Table 1 Available biomarkers useful for the diagnosis of invasive candidiasis and their respective sensitivity (Se), specificity (Sp), positive predictive value (PPV) and negative predictive value (NPV) in critically ill patients

Those findings should, however, be considered cautiously. First, although AFT was prescribed in accordance with the most recent guidelines, one should admit that such a liberal policy is questionable given the low risk population thus targeted (i.e., less than 10% of IFI) [6]. In other words, more stringent inclusion criteria may have led to a more restricted use of AFT, blunting thereby the AFT duration shortening resulting from the compliance to the proposed decision tree. Accordingly, a multicenter study is required. Another limitation to the generalization of the results of the study is the availability of the biomarkers’ measurement in daily practice.

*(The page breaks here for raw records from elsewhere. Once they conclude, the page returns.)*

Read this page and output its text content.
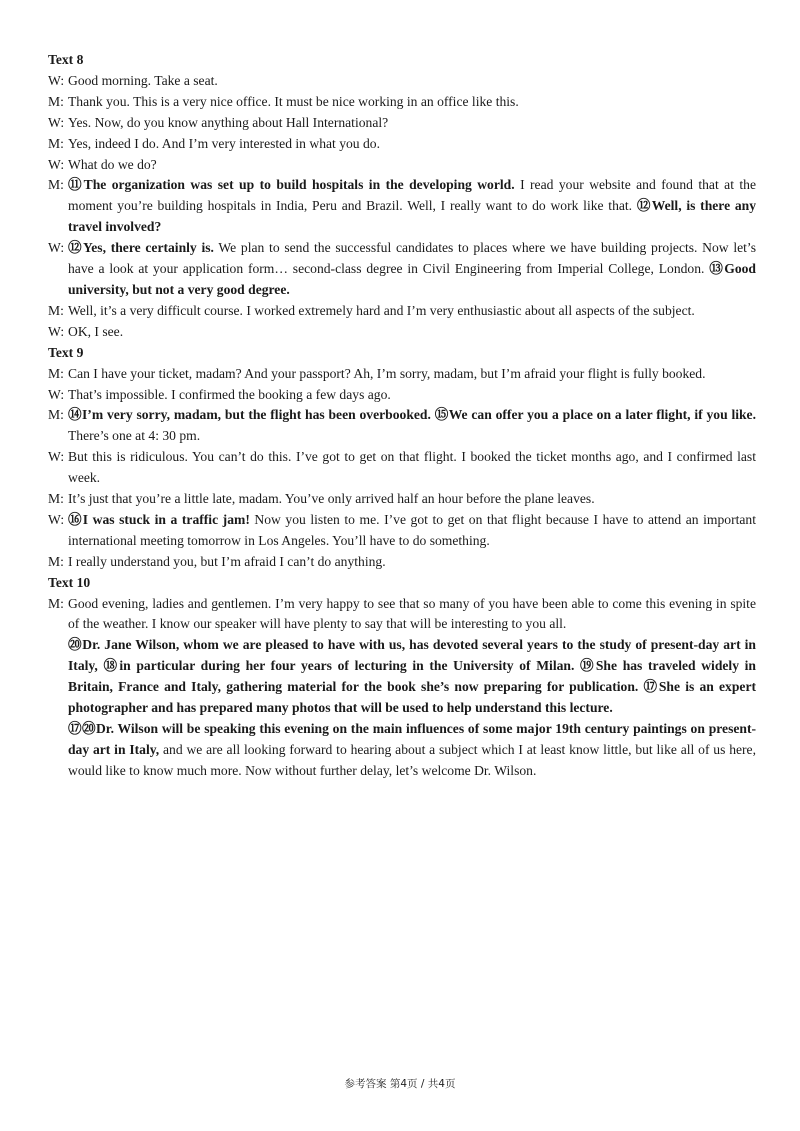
Text 8
W: Good morning. Take a seat.
M: Thank you. This is a very nice office. It must be nice working in an office like this.
W: Yes. Now, do you know anything about Hall International?
M: Yes, indeed I do. And I’m very interested in what you do.
W: What do we do?
M: ⑪The organization was set up to build hospitals in the developing world. I read your website and found that at the moment you’re building hospitals in India, Peru and Brazil. Well, I really want to do work like that. ⑫Well, is there any travel involved?
W: ⑫Yes, there certainly is. We plan to send the successful candidates to places where we have building projects. Now let’s have a look at your application form… second-class degree in Civil Engineering from Imperial College, London. ⑬Good university, but not a very good degree.
M: Well, it’s a very difficult course. I worked extremely hard and I’m very enthusiastic about all aspects of the subject.
W: OK, I see.
Text 9
M: Can I have your ticket, madam? And your passport? Ah, I’m sorry, madam, but I’m afraid your flight is fully booked.
W: That’s impossible. I confirmed the booking a few days ago.
M: ⑭I’m very sorry, madam, but the flight has been overbooked. ⑮We can offer you a place on a later flight, if you like. There’s one at 4: 30 pm.
W: But this is ridiculous. You can’t do this. I’ve got to get on that flight. I booked the ticket months ago, and I confirmed last week.
M: It’s just that you’re a little late, madam. You’ve only arrived half an hour before the plane leaves.
W: ⑯I was stuck in a traffic jam! Now you listen to me. I’ve got to get on that flight because I have to attend an important international meeting tomorrow in Los Angeles. You’ll have to do something.
M: I really understand you, but I’m afraid I can’t do anything.
Text 10
M: Good evening, ladies and gentlemen. I’m very happy to see that so many of you have been able to come this evening in spite of the weather. I know our speaker will have plenty to say that will be interesting to you all.
⑳Dr. Jane Wilson, whom we are pleased to have with us, has devoted several years to the study of present-day art in Italy, ⑱in particular during her four years of lecturing in the University of Milan. ⑲She has traveled widely in Britain, France and Italy, gathering material for the book she’s now preparing for publication. ⑰She is an expert photographer and has prepared many photos that will be used to help understand this lecture.
⑰⑳Dr. Wilson will be speaking this evening on the main influences of some major 19th century paintings on present-day art in Italy, and we are all looking forward to hearing about a subject which I at least know little, but like all of us here, would like to know much more. Now without further delay, let’s welcome Dr. Wilson.
参考答案 第4页 / 共4页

Actually, one French large observational study including 835 patients from 87 ICUs with suspected or proven invasive candidiasis (i.e., the Amarcand2 study) showed that BDG measurement was performed in less than 4% of the cases [7]. Therefore, both cost and technical issues make any improvement still unlikely.

However, the findings presented by Rouzé et al. highlight the fact that physicians need additional tools and strategies, such as those biomarkers-based, to facilitate AFT withdrawal after empirical use in situations that had presented with high likelihood of being caused by fungi or to withhold AFT use in cases less likely to be caused by fungi. Further studies are clearly needed to define the populations in which serial measurement of fungal biomarkers should be performed (1) for early withdrawal of empirically started AFT and (2) for early detection of IFI and decision on who to put on preemptive AFT. A study employing serial measurement of one effective biomarker, such as BDG, using its changes to guide preemptive initiation of AFT but in a preselected high clinical risk population (such as those with pancreatitis or those submitted to major abdominal surgery) so as to decrease the number of patients unnecessarily exposed to AFT could be an excellent next step. Such a policy could allow AFT sparing and a better allocation of AFT, with consequent improved outcomes, cost savings and the avoided ecological damages.